December is a rough month for reading and, depending on the reader, any Christmas themed book undertaking may well keep you occupied well past the day of festivities. Hence Hark! The Herald Angels Scream was finished on New Year’s Eve. The best thing about it is the title, which isn’t exactly a shame, but this collection of vaguely Christmasy horror is a mixed-bag, and a randomly curated one at that. These eighteen stories range from twelve pages to novella length, and a lot of them have exactly the same ending: children dying, women screaming in another room or, often, an unholy combination of the two — and then, consecutively.
It’s not entirely clear why Hark! The Herald Angels Scream begins with a streak of its weakest stories, including a travel nightmare where the people “punished” for Christmas infractions are completely innocent. There are a few transferable curses on display, there’s a stern warning of the dangers of technology in that unbelievably accelerated way those sorts of stories take on, and also a bizarre entry in what is presumably a pre-existing world that remarkably little information exists about.
But Hark! The Herald Angels Scream is not without its gems: Jeff Strand’s brief “Good Deeds” is a genuinely amusing study of a truly awful Christmas song, which is particularly relevant to the last six weeks of the year when all of the music in public spaces is both a) about Christmas; and b) somehow something you’ve never heard before from that incredibly specific cottage industry; “It’s a Wonderful Knife”, editor Christopher Golden’s contribution, does more than coast on its title and offers a magical movie history time travel revenge tale; John McIlveen’s “Yankee Swap” is a seasonal Saw take that doesn’t quite stick the landing but is arresting up until that point; Tim Lebbon’s “Home” provides a post-apocalyptic ritual in a world that’s moved on; and it’s all tied together by Sarah Pinborough’s quite long “The Hangman’s Bride”, which starts with a chimney adventure and is almost as emphatic as Dickens at assuring us that Tiny Tim did NOT die by the end.
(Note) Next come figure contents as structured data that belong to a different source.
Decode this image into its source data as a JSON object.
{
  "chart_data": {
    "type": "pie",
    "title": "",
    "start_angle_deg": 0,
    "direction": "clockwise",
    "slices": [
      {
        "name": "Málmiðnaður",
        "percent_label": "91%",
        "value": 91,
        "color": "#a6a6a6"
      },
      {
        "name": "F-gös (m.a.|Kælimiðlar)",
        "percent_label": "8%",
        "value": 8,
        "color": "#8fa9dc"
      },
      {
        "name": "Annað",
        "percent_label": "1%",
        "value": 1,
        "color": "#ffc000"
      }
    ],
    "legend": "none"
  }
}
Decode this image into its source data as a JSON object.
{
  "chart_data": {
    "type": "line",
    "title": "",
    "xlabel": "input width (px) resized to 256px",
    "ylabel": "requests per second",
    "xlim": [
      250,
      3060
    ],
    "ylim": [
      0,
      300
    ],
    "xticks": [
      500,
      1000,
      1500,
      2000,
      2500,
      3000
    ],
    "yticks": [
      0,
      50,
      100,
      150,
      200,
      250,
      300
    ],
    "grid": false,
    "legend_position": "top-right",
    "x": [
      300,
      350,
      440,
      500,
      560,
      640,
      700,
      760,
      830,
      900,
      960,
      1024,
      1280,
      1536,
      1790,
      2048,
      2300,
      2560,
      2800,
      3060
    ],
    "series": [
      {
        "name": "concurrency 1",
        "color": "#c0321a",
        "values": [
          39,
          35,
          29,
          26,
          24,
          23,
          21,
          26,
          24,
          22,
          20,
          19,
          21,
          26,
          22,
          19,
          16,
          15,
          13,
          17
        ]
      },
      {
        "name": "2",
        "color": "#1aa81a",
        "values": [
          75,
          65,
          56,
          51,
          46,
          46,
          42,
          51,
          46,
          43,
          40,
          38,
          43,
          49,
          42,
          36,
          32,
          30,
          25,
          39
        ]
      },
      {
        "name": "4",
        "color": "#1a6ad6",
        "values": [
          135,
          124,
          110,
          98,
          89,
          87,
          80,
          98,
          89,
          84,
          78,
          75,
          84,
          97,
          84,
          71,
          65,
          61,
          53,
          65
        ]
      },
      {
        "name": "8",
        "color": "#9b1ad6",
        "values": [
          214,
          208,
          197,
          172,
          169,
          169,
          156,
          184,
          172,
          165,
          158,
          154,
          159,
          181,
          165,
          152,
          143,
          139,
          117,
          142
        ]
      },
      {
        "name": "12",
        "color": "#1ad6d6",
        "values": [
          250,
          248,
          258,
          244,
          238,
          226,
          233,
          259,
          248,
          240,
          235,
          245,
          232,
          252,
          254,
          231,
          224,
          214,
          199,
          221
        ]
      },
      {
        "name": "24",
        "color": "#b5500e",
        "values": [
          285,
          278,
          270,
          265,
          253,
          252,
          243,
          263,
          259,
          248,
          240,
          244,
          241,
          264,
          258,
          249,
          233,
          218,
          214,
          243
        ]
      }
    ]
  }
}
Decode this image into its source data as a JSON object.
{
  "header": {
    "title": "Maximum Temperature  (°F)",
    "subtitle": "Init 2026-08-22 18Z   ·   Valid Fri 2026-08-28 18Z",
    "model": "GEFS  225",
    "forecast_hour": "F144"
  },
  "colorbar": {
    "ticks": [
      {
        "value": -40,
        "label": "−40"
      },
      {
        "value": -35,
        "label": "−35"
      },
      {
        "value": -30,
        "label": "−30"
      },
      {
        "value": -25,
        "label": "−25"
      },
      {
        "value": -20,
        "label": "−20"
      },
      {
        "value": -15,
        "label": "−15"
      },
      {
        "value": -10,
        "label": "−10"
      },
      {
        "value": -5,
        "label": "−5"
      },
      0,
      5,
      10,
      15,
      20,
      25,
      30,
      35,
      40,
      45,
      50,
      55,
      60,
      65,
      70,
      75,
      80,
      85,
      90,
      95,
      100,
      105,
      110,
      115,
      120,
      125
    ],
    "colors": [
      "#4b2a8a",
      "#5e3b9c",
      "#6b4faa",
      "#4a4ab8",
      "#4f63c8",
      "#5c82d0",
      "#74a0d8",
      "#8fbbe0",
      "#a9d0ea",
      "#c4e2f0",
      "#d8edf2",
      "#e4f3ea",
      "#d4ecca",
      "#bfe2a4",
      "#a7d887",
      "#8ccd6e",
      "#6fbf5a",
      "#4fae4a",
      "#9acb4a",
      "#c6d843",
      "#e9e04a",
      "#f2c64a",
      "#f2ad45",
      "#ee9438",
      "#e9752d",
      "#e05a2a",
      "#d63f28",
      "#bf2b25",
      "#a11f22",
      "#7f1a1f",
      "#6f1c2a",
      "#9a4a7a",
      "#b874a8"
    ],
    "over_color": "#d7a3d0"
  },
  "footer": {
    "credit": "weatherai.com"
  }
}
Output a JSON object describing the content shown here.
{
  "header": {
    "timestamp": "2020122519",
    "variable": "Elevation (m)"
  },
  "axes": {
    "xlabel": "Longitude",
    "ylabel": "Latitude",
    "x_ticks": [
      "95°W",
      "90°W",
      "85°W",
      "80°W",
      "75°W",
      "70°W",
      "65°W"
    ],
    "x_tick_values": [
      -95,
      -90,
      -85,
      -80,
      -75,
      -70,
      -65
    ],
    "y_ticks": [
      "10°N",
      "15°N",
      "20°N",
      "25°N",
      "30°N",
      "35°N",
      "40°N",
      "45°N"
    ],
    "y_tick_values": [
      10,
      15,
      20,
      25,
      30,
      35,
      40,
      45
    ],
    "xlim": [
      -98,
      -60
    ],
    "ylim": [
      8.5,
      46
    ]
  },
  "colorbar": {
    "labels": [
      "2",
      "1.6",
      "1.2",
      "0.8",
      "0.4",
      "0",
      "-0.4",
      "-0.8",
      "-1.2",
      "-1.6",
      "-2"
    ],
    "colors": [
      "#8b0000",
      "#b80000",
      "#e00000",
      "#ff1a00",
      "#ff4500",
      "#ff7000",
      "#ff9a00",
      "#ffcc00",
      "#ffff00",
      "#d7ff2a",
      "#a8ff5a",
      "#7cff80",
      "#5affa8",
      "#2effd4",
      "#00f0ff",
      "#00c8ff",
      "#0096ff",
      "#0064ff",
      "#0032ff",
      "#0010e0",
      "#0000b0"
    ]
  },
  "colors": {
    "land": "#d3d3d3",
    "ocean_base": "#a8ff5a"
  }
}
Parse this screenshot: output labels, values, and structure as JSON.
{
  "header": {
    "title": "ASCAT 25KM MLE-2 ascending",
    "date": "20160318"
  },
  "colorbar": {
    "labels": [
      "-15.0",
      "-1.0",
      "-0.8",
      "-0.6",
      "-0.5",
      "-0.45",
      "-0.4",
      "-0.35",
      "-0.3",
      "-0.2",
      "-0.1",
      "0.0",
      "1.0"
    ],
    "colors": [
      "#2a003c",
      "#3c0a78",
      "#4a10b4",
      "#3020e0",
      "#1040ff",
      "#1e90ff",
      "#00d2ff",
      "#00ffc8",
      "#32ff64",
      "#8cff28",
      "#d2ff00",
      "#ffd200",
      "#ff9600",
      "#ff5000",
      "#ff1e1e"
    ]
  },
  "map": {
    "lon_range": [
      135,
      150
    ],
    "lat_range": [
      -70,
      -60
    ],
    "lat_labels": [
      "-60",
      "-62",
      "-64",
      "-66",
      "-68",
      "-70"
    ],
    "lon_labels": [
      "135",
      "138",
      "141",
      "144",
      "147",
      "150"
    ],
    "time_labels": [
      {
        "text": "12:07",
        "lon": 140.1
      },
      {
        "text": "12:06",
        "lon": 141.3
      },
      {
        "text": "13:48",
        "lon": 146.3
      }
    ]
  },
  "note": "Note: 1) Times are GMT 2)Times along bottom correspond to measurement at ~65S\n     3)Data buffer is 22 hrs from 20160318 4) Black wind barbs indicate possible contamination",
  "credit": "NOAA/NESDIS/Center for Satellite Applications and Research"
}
Hark! The Herald Angels Scream isn’t a consistent collection, and it’s not overly fun to dip in and out of, but there are a few pieces genuinely worth the time. It’s an impressive collection of authors, but apart from the final story there’s no logical order to proceedings. Horror and Christmas are bedfellows from way back — A Christmas Carol is a ghost story after all, and through it Dickens invented the modern conception of the day — but Hark! The Herald Angels Scream isn’t quite enough to put you in the festive mood enough in time for the day itself.